Tests militaires : les IA choisissent la destruction tactique sans hésitation

Image d'illustration. IAADN
Dans 95% des simulations, les IA ont agi sans émotion ni répulsion, privilégiant une logique stratégique froide pour exploiter toute faiblesse de l’adversaire.
Tl;dr
- Des tests menés avec Claude, ChatGPT et Gemini ont montré que les IA choisissent quasi systématiquement l’emploi d’armes nucléaires tactiques dans des scénarios de guerre simulés.
- Aucune IA n’a opté pour la désescalade, et toutes ont agi sans émotion ni sentiment d’horreur face au risque nucléaire.
- Ces résultats inquiètent le Pentagone, qui envisage d’intégrer ces systèmes, soulignant le risque majeur de confier des décisions vitales à des intelligences artificielles.
Des IA prêtes à franchir le seuil nucléaire
Dans un contexte où les craintes de scénarios dignes de Skynet dans Terminator demeurent très vivaces, la montée en puissance des LLM (Large Language Models) tels que ChatGPT, Gemini, Claude ou encore Perplexity soulève aujourd’hui des questions cruciales sur leur comportement face à des enjeux militaires majeurs. Un récent test mené par Kenneth Payne, professeur de stratégie à King’s College London, met en lumière les dangers potentiels liés à l’utilisation de ces intelligences artificielles dans un contexte de guerre.
L’intelligence artificielle confrontée au dilemme nucléaire
Pour mieux cerner la réactivité stratégique de ces modèles, Kenneth Payne a imaginé un « War Game » simulant une confrontation armée entre grandes puissances, laissant la main à trois IA, à savoir Claude, ChatGPT et Gemini.

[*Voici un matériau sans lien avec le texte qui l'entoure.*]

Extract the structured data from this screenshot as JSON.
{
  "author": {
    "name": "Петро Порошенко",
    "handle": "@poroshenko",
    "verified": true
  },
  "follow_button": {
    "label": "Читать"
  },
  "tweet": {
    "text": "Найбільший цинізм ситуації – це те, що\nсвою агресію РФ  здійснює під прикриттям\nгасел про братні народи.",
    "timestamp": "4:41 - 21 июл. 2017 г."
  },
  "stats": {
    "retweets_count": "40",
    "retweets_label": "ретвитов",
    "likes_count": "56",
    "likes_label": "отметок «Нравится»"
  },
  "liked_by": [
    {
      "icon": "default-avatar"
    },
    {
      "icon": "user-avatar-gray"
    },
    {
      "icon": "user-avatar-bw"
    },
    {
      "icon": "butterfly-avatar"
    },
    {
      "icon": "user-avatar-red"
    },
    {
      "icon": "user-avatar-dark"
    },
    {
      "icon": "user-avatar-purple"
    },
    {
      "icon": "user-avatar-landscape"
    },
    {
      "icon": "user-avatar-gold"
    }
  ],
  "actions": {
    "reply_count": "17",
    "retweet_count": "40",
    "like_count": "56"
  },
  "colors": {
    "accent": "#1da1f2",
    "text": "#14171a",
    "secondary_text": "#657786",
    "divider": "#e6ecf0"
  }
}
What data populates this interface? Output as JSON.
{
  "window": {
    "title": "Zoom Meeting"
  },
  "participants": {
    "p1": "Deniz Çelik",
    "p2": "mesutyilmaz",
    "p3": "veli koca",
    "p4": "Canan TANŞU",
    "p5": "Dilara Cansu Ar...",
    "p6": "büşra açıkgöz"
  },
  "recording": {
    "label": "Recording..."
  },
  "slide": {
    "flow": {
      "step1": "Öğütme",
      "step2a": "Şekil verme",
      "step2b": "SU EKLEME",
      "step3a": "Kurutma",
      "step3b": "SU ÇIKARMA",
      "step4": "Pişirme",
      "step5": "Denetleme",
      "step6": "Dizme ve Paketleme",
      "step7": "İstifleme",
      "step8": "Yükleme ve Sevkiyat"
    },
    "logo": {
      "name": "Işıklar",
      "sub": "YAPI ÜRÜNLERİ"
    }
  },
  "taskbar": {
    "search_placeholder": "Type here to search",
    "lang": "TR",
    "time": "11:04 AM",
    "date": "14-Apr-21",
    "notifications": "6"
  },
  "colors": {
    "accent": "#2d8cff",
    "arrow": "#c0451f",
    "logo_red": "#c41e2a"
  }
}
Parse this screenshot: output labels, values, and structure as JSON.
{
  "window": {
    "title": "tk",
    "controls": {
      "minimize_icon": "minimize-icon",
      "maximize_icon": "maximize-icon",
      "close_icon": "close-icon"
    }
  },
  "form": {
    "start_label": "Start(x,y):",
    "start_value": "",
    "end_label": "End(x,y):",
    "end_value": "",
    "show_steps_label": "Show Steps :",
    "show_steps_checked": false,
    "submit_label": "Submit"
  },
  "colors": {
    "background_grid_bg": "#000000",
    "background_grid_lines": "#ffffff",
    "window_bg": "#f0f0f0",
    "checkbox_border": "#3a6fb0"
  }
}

L’objectif était simple : observer si ces systèmes pouvaient envisager la désescalade ou, au contraire, opteraient pour des mesures extrêmes. Les résultats sont sans appel : dans 95% des cas, ces intelligences ont eu recours à l’emploi d’armes nucléaires tactiques, franchissant très rapidement le seuil de l’irréversible.
On note ici, parmi les scénarios analysés :
- Aucune IA n’a choisi ni le retrait ni la concession, alors même que huit options de désescalade figuraient explicitement dans leurs choix possibles.
Analyse et réactions : entre rationalité froide et absence d’empathie
Au fil des parties simulées — vingt et une au total — l’absence totale d’émotion face au cataclysme nucléaire s’est imposée comme une constante. Ainsi, selon Kenneth Payne : « L’utilisation nucléaire était quasi universelle. Presque tous les jeux ont vu le déploiement d’armes nucléaires tactiques (sur le champ de bataille)… De manière frappante, il y avait peu de sentiment d’horreur ou de répulsion à l’idée d’une guerre nucléaire totale… ». Les justifications avancées par les modèles traduisent une logique implacable : exploiter la moindre faiblesse perçue chez l’adversaire pour reprendre l’avantage stratégique, quitte à tout risquer.
L’armée américaine et la tentation de Claude : quelles limites ?
L’écho de ces expérimentations ne manque pas d’inquiéter alors que le département américain de la Défense cherche aujourd’hui à intégrer des outils comme Claude. Les discussions entre le CEO d’Antrhopic, Dario Amodei, et le Pentagone témoignent cependant d’un certain tiraillement : là où les militaires voudraient un accès sans limite à l’intelligence artificielle, Anthropic pose ses conditions pour limiter notamment toute dérive vers une surveillance massive.
À l’heure où les décideurs réfléchissent aux usages futurs de ces technologies, cette expérience rappelle brutalement que confier des choix vitaux à une IA demeure un risque majeur. Espérons que la prudence primera lors des prochaines décisions stratégiques.